In the end, there are loads of different uses for smart plugs, depending on how they’re set up. If you can dream up a way you’d like them to operate, odds are good that the software and service connections are there to make it happen.
Smart plugs can potentially save you money. By being able to keep tabs on exactly how much power any given appliance is slurping up, you can identify the products in your home that are the biggest problem areas.
Smart plugs can also help save you power by turning off the power supply to devices that use it up even when they’re off. This will ultimately help to cut down on phantom power drain and save you a few bucks on your electrical bill.
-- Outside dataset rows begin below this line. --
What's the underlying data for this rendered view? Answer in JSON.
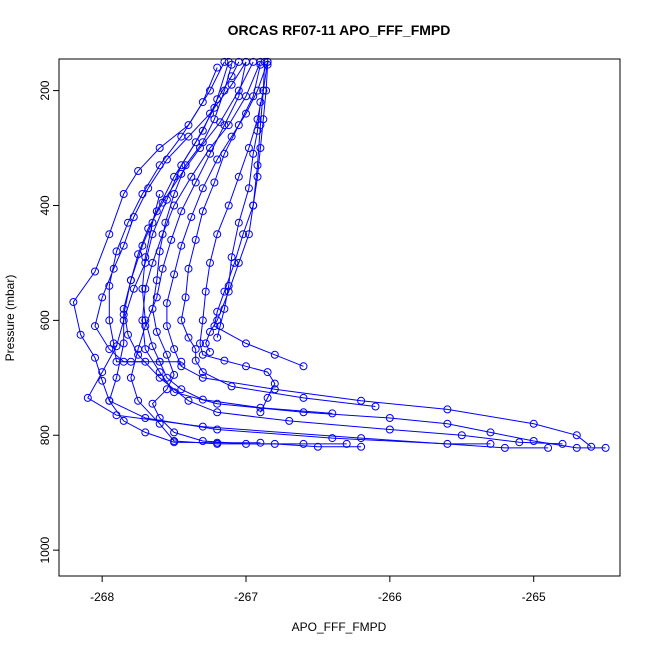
{
  "chart_data": {
    "type": "scatter",
    "title": "ORCAS RF07-11 APO_FFF_FMPD",
    "xlabel": "APO_FFF_FMPD",
    "ylabel": "Pressure (mbar)",
    "xlim": [
      -268.3,
      -264.4
    ],
    "ylim": [
      1045,
      145
    ],
    "y_reversed": true,
    "x_ticks": [
      -268,
      -267,
      -266,
      -265
    ],
    "y_ticks": [
      200,
      400,
      600,
      800,
      1000
    ],
    "grid": false,
    "legend": "none",
    "colors": {
      "series": "#0000ff",
      "axis": "#000000",
      "background": "#ffffff"
    },
    "marker": "open-circle",
    "series": [
      {
        "values": [
          [
            -267.05,
            150
          ],
          [
            -267.1,
            175
          ],
          [
            -267.2,
            215
          ],
          [
            -267.3,
            270
          ],
          [
            -267.45,
            330
          ],
          [
            -267.55,
            390
          ],
          [
            -267.65,
            450
          ],
          [
            -267.7,
            500
          ],
          [
            -267.78,
            545
          ],
          [
            -267.85,
            600
          ],
          [
            -267.9,
            645
          ],
          [
            -268.0,
            690
          ],
          [
            -268.1,
            735
          ],
          [
            -267.9,
            765
          ],
          [
            -267.3,
            785
          ],
          [
            -266.2,
            805
          ],
          [
            -265.2,
            822
          ],
          [
            -264.9,
            822
          ]
        ]
      },
      {
        "values": [
          [
            -267.15,
            150
          ],
          [
            -267.25,
            200
          ],
          [
            -267.4,
            260
          ],
          [
            -267.6,
            300
          ],
          [
            -267.75,
            340
          ],
          [
            -267.85,
            380
          ],
          [
            -267.95,
            450
          ],
          [
            -268.05,
            515
          ],
          [
            -268.2,
            568
          ],
          [
            -268.15,
            625
          ],
          [
            -268.05,
            665
          ],
          [
            -268.0,
            705
          ],
          [
            -267.95,
            740
          ],
          [
            -267.7,
            770
          ],
          [
            -267.2,
            790
          ],
          [
            -266.4,
            805
          ],
          [
            -265.6,
            815
          ],
          [
            -265.3,
            815
          ]
        ]
      },
      {
        "values": [
          [
            -267.0,
            150
          ],
          [
            -267.1,
            190
          ],
          [
            -267.25,
            240
          ],
          [
            -267.4,
            280
          ],
          [
            -267.55,
            320
          ],
          [
            -267.68,
            370
          ],
          [
            -267.78,
            420
          ],
          [
            -267.85,
            470
          ],
          [
            -267.92,
            510
          ],
          [
            -268.0,
            560
          ],
          [
            -268.05,
            610
          ],
          [
            -267.95,
            650
          ],
          [
            -267.85,
            672
          ],
          [
            -267.6,
            672
          ],
          [
            -267.45,
            672
          ]
        ]
      },
      {
        "values": [
          [
            -266.95,
            150
          ],
          [
            -267.05,
            200
          ],
          [
            -267.18,
            255
          ],
          [
            -267.32,
            300
          ],
          [
            -267.45,
            345
          ],
          [
            -267.58,
            395
          ],
          [
            -267.68,
            440
          ],
          [
            -267.75,
            485
          ],
          [
            -267.8,
            530
          ],
          [
            -267.85,
            580
          ],
          [
            -267.82,
            625
          ],
          [
            -267.75,
            660
          ],
          [
            -267.6,
            700
          ],
          [
            -267.4,
            740
          ],
          [
            -267.2,
            760
          ],
          [
            -266.7,
            775
          ],
          [
            -266.0,
            790
          ],
          [
            -265.5,
            800
          ],
          [
            -265.1,
            812
          ],
          [
            -264.8,
            815
          ]
        ]
      },
      {
        "values": [
          [
            -266.9,
            150
          ],
          [
            -267.0,
            210
          ],
          [
            -267.12,
            260
          ],
          [
            -267.25,
            300
          ],
          [
            -267.38,
            350
          ],
          [
            -267.5,
            400
          ],
          [
            -267.58,
            450
          ],
          [
            -267.65,
            500
          ],
          [
            -267.7,
            545
          ],
          [
            -267.72,
            600
          ],
          [
            -267.7,
            650
          ],
          [
            -267.6,
            690
          ],
          [
            -267.5,
            725
          ],
          [
            -267.2,
            745
          ],
          [
            -266.6,
            760
          ],
          [
            -266.0,
            770
          ],
          [
            -265.6,
            780
          ],
          [
            -265.3,
            795
          ],
          [
            -265.0,
            810
          ],
          [
            -264.7,
            822
          ],
          [
            -264.5,
            822
          ]
        ]
      },
      {
        "values": [
          [
            -267.1,
            155
          ],
          [
            -267.15,
            200
          ],
          [
            -267.22,
            250
          ],
          [
            -267.3,
            290
          ],
          [
            -267.42,
            330
          ],
          [
            -267.5,
            380
          ],
          [
            -267.56,
            430
          ],
          [
            -267.6,
            480
          ],
          [
            -267.62,
            530
          ],
          [
            -267.65,
            580
          ],
          [
            -267.62,
            620
          ],
          [
            -267.55,
            660
          ],
          [
            -267.5,
            695
          ],
          [
            -267.55,
            720
          ],
          [
            -267.65,
            745
          ],
          [
            -267.6,
            770
          ],
          [
            -267.5,
            795
          ],
          [
            -267.3,
            810
          ],
          [
            -267.0,
            815
          ],
          [
            -266.6,
            815
          ],
          [
            -266.3,
            815
          ]
        ]
      },
      {
        "values": [
          [
            -266.85,
            150
          ],
          [
            -266.92,
            200
          ],
          [
            -267.0,
            240
          ],
          [
            -267.1,
            280
          ],
          [
            -267.2,
            320
          ],
          [
            -267.3,
            370
          ],
          [
            -267.38,
            420
          ],
          [
            -267.45,
            470
          ],
          [
            -267.5,
            520
          ],
          [
            -267.55,
            570
          ],
          [
            -267.55,
            610
          ],
          [
            -267.5,
            650
          ],
          [
            -267.45,
            680
          ],
          [
            -267.3,
            700
          ],
          [
            -266.8,
            720
          ],
          [
            -266.2,
            740
          ],
          [
            -265.6,
            755
          ],
          [
            -265.0,
            780
          ],
          [
            -264.7,
            800
          ],
          [
            -264.6,
            820
          ]
        ]
      },
      {
        "values": [
          [
            -266.9,
            155
          ],
          [
            -266.95,
            210
          ],
          [
            -267.05,
            260
          ],
          [
            -267.15,
            310
          ],
          [
            -267.22,
            360
          ],
          [
            -267.3,
            410
          ],
          [
            -267.35,
            460
          ],
          [
            -267.4,
            510
          ],
          [
            -267.42,
            560
          ],
          [
            -267.45,
            600
          ],
          [
            -267.4,
            630
          ],
          [
            -267.35,
            650
          ],
          [
            -267.35,
            670
          ],
          [
            -267.3,
            690
          ],
          [
            -267.1,
            715
          ],
          [
            -266.6,
            735
          ],
          [
            -266.1,
            750
          ]
        ]
      },
      {
        "values": [
          [
            -266.85,
            150
          ],
          [
            -266.88,
            200
          ],
          [
            -266.92,
            250
          ],
          [
            -266.98,
            300
          ],
          [
            -267.05,
            350
          ],
          [
            -267.12,
            400
          ],
          [
            -267.2,
            450
          ],
          [
            -267.25,
            500
          ],
          [
            -267.28,
            550
          ],
          [
            -267.3,
            600
          ],
          [
            -267.32,
            640
          ],
          [
            -267.3,
            660
          ],
          [
            -267.15,
            670
          ],
          [
            -267.0,
            680
          ],
          [
            -266.85,
            690
          ],
          [
            -266.8,
            710
          ],
          [
            -266.85,
            735
          ],
          [
            -266.9,
            760
          ]
        ]
      },
      {
        "values": [
          [
            -266.85,
            155
          ],
          [
            -266.86,
            200
          ],
          [
            -266.88,
            250
          ],
          [
            -266.9,
            300
          ],
          [
            -266.92,
            350
          ],
          [
            -266.95,
            400
          ],
          [
            -266.98,
            450
          ],
          [
            -267.05,
            500
          ],
          [
            -267.12,
            550
          ],
          [
            -267.2,
            600
          ],
          [
            -267.25,
            620
          ],
          [
            -267.28,
            640
          ],
          [
            -267.25,
            655
          ]
        ]
      },
      {
        "values": [
          [
            -266.87,
            150
          ],
          [
            -266.88,
            200
          ],
          [
            -266.9,
            260
          ],
          [
            -266.92,
            330
          ],
          [
            -266.95,
            400
          ],
          [
            -267.02,
            450
          ],
          [
            -267.08,
            500
          ],
          [
            -267.15,
            550
          ],
          [
            -267.2,
            585
          ],
          [
            -267.22,
            610
          ],
          [
            -267.0,
            640
          ],
          [
            -266.8,
            660
          ],
          [
            -266.6,
            680
          ]
        ]
      },
      {
        "values": [
          [
            -267.0,
            150
          ],
          [
            -267.05,
            210
          ],
          [
            -267.15,
            260
          ],
          [
            -267.25,
            310
          ],
          [
            -267.35,
            360
          ],
          [
            -267.45,
            410
          ],
          [
            -267.52,
            460
          ],
          [
            -267.58,
            510
          ],
          [
            -267.62,
            560
          ],
          [
            -267.7,
            610
          ],
          [
            -267.75,
            650
          ],
          [
            -267.8,
            700
          ],
          [
            -267.75,
            740
          ],
          [
            -267.6,
            780
          ],
          [
            -267.5,
            810
          ],
          [
            -267.2,
            815
          ],
          [
            -266.8,
            815
          ],
          [
            -266.5,
            820
          ],
          [
            -266.2,
            820
          ]
        ]
      },
      {
        "values": [
          [
            -267.2,
            160
          ],
          [
            -267.3,
            220
          ],
          [
            -267.45,
            280
          ],
          [
            -267.6,
            330
          ],
          [
            -267.72,
            380
          ],
          [
            -267.82,
            430
          ],
          [
            -267.9,
            480
          ],
          [
            -267.95,
            540
          ],
          [
            -267.95,
            600
          ],
          [
            -267.92,
            640
          ],
          [
            -267.9,
            672
          ],
          [
            -267.8,
            672
          ],
          [
            -267.7,
            672
          ]
        ]
      },
      {
        "values": [
          [
            -267.12,
            150
          ],
          [
            -267.22,
            230
          ],
          [
            -267.35,
            290
          ],
          [
            -267.5,
            350
          ],
          [
            -267.62,
            410
          ],
          [
            -267.72,
            470
          ],
          [
            -267.8,
            530
          ],
          [
            -267.85,
            590
          ],
          [
            -267.85,
            640
          ],
          [
            -267.9,
            700
          ],
          [
            -267.95,
            740
          ],
          [
            -267.85,
            775
          ],
          [
            -267.7,
            795
          ],
          [
            -267.5,
            812
          ],
          [
            -267.2,
            813
          ],
          [
            -266.9,
            813
          ]
        ]
      },
      {
        "values": [
          [
            -267.6,
            380
          ],
          [
            -267.65,
            430
          ],
          [
            -267.7,
            490
          ],
          [
            -267.72,
            545
          ],
          [
            -267.7,
            600
          ],
          [
            -267.65,
            645
          ],
          [
            -267.6,
            672
          ],
          [
            -267.55,
            700
          ],
          [
            -267.45,
            720
          ],
          [
            -267.3,
            738
          ],
          [
            -266.9,
            752
          ],
          [
            -266.4,
            762
          ]
        ]
      },
      {
        "values": [
          [
            -266.9,
            220
          ],
          [
            -266.92,
            270
          ],
          [
            -266.95,
            310
          ],
          [
            -266.98,
            370
          ],
          [
            -267.05,
            430
          ],
          [
            -267.1,
            490
          ],
          [
            -267.12,
            540
          ],
          [
            -267.15,
            580
          ],
          [
            -267.18,
            610
          ],
          [
            -267.2,
            630
          ]
        ]
      }
    ]
  }
}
Over time, smart plugs can pay for themselves, provided you enact sufficient use of their features.
Yes, smart plugs are worth it. Smart plugs aren’t that expensive and can provide a lot of utility. You can snag decent smart plugs for as little as $20. The biggest inconvenience you’re likely to bump into is that smart plugs that are too big. They have to jut out from the outlet a fair bit to accommodate the unit’s housing. Though most smart plugs are designed to ensure you can still access the neighboring outlet, certain models with ground wires may find themselves getting awfully close to a smart plug.
Hopefully, this guide to smart plugs provides enough background on what they are and how they work. You’re likely to find that they’re a simple way to upgrade a wide range of appliances without needing to replace them altogether.